If I were to apply the shader method to armour as I did with the eyes above, the details of much of the armour would become washed out. However, using a shader method called "color shifting" could maybe, MAYBE result in better result. It would become very complicated to explain very quickly, but in an attempt to simplify, what this means is that the individual color values of a texture are mapped to a colour wheel, and this colour wheel becomes cyclic.
Taking this colour wheel as an example to explain below:

Let's take the colour purple at the top. If we were to shift this one value clockwise, we would get dark blue. In turn, this will shift every blue to green, every green to yellow, yellow to orange, orange to red, red to pink, and pink to purple, etc. This can be controlled in a very simple shift clockwise and anticlockwise, resulting in a variety of recolours.
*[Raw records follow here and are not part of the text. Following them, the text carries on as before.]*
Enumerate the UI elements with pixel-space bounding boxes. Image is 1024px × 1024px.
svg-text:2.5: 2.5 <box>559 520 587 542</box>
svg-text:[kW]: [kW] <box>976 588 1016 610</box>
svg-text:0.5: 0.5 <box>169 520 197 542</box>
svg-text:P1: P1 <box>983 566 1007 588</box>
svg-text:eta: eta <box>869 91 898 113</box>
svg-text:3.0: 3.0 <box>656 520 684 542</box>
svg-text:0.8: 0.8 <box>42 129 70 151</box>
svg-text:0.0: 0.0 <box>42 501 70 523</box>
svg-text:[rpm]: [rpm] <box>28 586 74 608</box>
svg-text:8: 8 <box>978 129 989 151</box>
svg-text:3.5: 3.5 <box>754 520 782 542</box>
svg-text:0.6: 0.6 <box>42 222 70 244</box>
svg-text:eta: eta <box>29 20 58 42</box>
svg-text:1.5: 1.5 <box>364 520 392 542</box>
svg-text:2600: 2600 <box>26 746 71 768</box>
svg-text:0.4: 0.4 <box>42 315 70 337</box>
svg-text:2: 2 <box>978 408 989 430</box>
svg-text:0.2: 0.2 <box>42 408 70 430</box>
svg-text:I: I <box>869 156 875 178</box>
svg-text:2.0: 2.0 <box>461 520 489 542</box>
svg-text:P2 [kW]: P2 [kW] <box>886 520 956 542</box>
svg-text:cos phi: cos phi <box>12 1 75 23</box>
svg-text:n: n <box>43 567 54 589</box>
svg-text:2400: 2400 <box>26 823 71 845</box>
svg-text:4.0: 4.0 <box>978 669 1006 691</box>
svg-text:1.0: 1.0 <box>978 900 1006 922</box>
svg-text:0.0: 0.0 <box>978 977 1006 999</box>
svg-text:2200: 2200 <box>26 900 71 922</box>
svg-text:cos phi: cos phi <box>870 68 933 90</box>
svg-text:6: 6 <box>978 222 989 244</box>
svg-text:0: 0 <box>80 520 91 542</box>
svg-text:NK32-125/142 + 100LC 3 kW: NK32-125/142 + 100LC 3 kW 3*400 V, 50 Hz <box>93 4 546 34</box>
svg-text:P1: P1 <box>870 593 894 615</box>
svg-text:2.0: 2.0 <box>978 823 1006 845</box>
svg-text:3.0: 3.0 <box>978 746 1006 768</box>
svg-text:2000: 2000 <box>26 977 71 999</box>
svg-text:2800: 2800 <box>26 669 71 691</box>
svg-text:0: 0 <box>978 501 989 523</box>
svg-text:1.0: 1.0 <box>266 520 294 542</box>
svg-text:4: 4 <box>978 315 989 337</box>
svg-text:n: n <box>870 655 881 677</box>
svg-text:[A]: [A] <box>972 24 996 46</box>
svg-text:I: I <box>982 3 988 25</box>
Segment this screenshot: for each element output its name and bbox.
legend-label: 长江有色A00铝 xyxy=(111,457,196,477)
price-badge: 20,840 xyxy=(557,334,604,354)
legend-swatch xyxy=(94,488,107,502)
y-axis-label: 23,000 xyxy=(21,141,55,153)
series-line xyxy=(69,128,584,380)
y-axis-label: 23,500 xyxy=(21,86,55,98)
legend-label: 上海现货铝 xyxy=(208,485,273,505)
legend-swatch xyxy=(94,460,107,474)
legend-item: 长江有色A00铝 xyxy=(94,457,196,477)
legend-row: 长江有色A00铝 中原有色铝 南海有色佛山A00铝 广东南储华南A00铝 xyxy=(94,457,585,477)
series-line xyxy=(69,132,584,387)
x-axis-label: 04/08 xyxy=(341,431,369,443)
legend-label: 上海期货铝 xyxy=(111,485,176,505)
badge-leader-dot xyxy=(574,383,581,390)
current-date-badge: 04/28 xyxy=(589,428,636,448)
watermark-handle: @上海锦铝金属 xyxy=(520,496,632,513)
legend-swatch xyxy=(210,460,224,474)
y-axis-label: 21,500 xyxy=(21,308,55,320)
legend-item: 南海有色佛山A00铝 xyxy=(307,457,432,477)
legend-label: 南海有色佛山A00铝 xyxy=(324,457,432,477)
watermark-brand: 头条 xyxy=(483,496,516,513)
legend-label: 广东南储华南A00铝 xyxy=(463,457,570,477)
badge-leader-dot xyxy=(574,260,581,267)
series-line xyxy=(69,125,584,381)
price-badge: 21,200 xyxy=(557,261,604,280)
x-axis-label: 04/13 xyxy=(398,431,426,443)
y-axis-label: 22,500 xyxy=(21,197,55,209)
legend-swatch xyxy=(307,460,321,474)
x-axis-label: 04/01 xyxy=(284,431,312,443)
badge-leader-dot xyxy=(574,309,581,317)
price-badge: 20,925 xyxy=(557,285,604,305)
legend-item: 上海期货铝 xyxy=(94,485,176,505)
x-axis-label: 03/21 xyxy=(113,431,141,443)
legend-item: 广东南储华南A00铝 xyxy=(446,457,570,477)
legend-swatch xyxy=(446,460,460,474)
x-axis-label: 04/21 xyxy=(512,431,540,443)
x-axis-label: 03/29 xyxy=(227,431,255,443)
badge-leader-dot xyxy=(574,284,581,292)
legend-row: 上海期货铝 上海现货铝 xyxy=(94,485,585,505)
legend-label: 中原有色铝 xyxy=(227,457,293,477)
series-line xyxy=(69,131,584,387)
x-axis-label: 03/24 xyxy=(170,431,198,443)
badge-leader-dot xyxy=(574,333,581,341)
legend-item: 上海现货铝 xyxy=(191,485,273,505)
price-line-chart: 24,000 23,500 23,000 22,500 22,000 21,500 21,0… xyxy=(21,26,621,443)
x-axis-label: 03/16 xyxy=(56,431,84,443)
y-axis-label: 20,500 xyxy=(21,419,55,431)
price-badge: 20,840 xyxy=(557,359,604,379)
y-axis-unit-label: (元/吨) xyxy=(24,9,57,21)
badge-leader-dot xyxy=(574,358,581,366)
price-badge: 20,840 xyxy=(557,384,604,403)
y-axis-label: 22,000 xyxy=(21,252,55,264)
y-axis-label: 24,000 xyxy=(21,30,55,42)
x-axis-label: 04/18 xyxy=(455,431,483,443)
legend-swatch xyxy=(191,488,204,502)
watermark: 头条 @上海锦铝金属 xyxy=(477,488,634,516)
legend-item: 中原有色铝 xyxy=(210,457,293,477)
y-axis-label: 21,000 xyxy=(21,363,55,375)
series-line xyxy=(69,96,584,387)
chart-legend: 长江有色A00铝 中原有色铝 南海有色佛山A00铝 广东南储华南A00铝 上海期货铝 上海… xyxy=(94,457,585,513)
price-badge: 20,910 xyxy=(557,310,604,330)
This is the "safest" method of maintaining colour values without completely washing away the originals, and can still retain the original values so long as you shift back to the original placement on the colour wheel. In this example, I'll display a colour shifted paladin chestpiece.

The middle image, the one used to dye hair / eyes, would not work so well for armour. The values are irretrievably lost and it probably wouldn't look too nice. It'd be much more niche in its usage, but allows for far more control over values. This would be best used for consistently-coloured objects, like hair, eyes, and even some skin colours which lack patterns (ie not tauren / vulpera friendly)
Colour shifting however allows it to retain approximate contrasts and differences between each value on a colour wheel, maintaining the basics of colour theory. However, this does not grant the user ultimate control over dyeing. If you intended to only change the gold to bronze, you've also unintentionally changed the blue gem to green and the purple secondary to blue, and the white neck piece remains almost entirely unchanged.
And so this is where I'll leave this post, I feel I've sufficiently explained quite enough for this method. Thank you for reading.